摘要: 分块矩阵是《高等代数》中的一个重要内容，也是《高等代数》考研试题中的题型之一。矩阵分块是处理阶数较高的矩阵时常采用的技巧，因此，探讨分块矩阵在《高等代数》考研试题中的应用有很好的现实意义。文章首先对分块矩阵的相关知识进行了简单阐述，然后重点对分块矩阵在考研试题中的应用从五个方面进行了探讨：从分块矩阵在行列式计算中的应用、在证明矩阵秩相关问题中的应用、在矩阵求逆问题中的应用、在特征值问题中的应用及在相似与合同中的应用五个方面进行分析，并用近年的考研真题进行了剖析，对数学与应用数学考研学生有一定的应用价值。

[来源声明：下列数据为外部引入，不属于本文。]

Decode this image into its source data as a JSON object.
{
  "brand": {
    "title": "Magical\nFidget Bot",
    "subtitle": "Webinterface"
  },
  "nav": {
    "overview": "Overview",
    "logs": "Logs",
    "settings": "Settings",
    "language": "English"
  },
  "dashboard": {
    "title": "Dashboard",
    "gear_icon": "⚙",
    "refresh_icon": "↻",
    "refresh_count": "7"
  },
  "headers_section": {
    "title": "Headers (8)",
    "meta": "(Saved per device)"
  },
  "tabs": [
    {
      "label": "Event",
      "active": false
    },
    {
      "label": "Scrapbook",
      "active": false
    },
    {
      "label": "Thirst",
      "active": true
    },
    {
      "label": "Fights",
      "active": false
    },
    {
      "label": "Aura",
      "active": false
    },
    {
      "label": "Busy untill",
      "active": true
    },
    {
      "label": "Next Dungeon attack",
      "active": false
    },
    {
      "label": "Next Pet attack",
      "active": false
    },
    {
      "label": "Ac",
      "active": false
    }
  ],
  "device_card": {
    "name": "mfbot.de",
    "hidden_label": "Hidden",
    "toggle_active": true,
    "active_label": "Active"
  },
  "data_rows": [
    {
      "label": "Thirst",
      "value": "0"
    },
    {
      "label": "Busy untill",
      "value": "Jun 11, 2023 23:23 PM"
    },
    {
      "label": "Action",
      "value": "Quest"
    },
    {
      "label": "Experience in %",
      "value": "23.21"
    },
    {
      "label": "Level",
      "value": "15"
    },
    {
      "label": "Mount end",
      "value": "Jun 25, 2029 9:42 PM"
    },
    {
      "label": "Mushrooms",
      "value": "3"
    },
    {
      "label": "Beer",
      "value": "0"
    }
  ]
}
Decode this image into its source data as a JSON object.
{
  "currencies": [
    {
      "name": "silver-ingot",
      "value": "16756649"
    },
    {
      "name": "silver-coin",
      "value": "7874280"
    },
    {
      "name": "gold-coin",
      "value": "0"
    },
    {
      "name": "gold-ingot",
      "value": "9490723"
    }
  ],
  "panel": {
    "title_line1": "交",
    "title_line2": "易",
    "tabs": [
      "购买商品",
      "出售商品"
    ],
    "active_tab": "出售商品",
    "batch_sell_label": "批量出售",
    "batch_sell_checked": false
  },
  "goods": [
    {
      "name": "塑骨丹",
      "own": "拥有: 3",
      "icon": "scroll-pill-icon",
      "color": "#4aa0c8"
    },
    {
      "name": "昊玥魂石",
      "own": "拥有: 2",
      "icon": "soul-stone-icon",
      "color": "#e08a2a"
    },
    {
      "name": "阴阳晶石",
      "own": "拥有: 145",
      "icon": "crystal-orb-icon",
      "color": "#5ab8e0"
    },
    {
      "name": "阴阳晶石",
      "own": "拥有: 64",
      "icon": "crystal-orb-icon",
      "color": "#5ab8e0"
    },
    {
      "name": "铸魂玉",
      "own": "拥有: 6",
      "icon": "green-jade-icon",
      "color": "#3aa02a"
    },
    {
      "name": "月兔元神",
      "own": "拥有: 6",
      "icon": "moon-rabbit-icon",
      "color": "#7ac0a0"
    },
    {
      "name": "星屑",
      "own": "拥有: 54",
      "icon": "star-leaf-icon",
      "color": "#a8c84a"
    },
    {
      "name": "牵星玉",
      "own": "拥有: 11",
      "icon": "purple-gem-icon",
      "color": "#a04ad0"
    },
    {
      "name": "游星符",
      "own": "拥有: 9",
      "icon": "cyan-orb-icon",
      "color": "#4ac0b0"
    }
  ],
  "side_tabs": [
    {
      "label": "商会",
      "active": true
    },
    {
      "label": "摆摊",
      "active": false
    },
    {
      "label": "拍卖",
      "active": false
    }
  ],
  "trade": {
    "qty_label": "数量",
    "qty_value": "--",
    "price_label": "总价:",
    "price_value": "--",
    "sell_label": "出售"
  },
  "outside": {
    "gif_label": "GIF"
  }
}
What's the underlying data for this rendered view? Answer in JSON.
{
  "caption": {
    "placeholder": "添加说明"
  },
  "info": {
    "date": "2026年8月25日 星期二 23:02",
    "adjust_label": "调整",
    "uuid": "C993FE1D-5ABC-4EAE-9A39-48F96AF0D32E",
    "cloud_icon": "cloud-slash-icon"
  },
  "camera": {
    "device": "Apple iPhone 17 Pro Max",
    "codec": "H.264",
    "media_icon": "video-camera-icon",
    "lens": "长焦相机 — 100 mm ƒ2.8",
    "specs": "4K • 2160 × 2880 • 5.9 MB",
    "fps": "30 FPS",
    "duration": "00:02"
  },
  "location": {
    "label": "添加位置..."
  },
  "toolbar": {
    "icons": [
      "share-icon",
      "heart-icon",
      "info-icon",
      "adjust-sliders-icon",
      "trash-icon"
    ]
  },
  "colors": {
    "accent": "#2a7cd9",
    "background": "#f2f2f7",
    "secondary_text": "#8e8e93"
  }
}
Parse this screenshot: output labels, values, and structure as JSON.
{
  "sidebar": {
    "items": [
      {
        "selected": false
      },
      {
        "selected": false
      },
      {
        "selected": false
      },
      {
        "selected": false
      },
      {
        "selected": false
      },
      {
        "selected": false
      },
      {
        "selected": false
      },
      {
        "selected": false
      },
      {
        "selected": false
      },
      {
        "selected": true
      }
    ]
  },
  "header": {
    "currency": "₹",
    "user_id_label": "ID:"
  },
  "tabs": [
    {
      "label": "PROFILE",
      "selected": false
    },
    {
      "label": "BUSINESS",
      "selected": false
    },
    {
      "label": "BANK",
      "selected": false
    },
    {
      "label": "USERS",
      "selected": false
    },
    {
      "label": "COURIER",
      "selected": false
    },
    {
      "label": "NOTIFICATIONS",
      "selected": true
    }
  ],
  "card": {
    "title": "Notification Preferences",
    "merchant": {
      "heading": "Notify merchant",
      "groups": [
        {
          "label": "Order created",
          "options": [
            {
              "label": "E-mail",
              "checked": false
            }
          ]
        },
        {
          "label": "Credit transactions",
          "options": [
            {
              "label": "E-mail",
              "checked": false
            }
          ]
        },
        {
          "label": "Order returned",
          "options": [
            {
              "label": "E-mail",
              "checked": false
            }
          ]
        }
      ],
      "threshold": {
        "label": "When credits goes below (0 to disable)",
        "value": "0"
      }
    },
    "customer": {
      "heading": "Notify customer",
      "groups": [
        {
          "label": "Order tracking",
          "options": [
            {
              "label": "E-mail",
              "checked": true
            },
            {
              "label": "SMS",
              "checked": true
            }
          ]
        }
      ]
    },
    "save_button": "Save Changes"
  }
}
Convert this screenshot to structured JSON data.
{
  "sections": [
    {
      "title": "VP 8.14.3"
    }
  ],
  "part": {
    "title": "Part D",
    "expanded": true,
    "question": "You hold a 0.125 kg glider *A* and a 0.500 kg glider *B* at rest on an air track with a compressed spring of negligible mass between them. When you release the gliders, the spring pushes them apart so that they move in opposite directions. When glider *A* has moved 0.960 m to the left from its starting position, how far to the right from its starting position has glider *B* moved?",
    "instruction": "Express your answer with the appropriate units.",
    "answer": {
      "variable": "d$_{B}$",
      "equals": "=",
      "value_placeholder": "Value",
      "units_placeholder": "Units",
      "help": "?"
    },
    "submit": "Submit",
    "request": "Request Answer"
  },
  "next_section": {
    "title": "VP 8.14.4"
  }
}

Abstract: Block matrix is an important content in Higher Algebra, and it is also one of the question types in Higher Algebra. Matrix partitioning is often used to deal with higher-order matrices, so it is of great practical significance to discuss the application of partitioning matrix in Advanced Algebra. Firstly, the article briefly expounds the related knowledge of block matrix, and then focuses on the application of block matrix in the examination questions from five aspects: this paper analyzes the application of block matrix in determinant calculation, in proof matrix rank correlation problem, in inverse matrix problem, in eigenvalue problem, and in similarity and contract, and uses the real questions in recent years to analyze, which has certain application value for mathematics and applied mathematics students.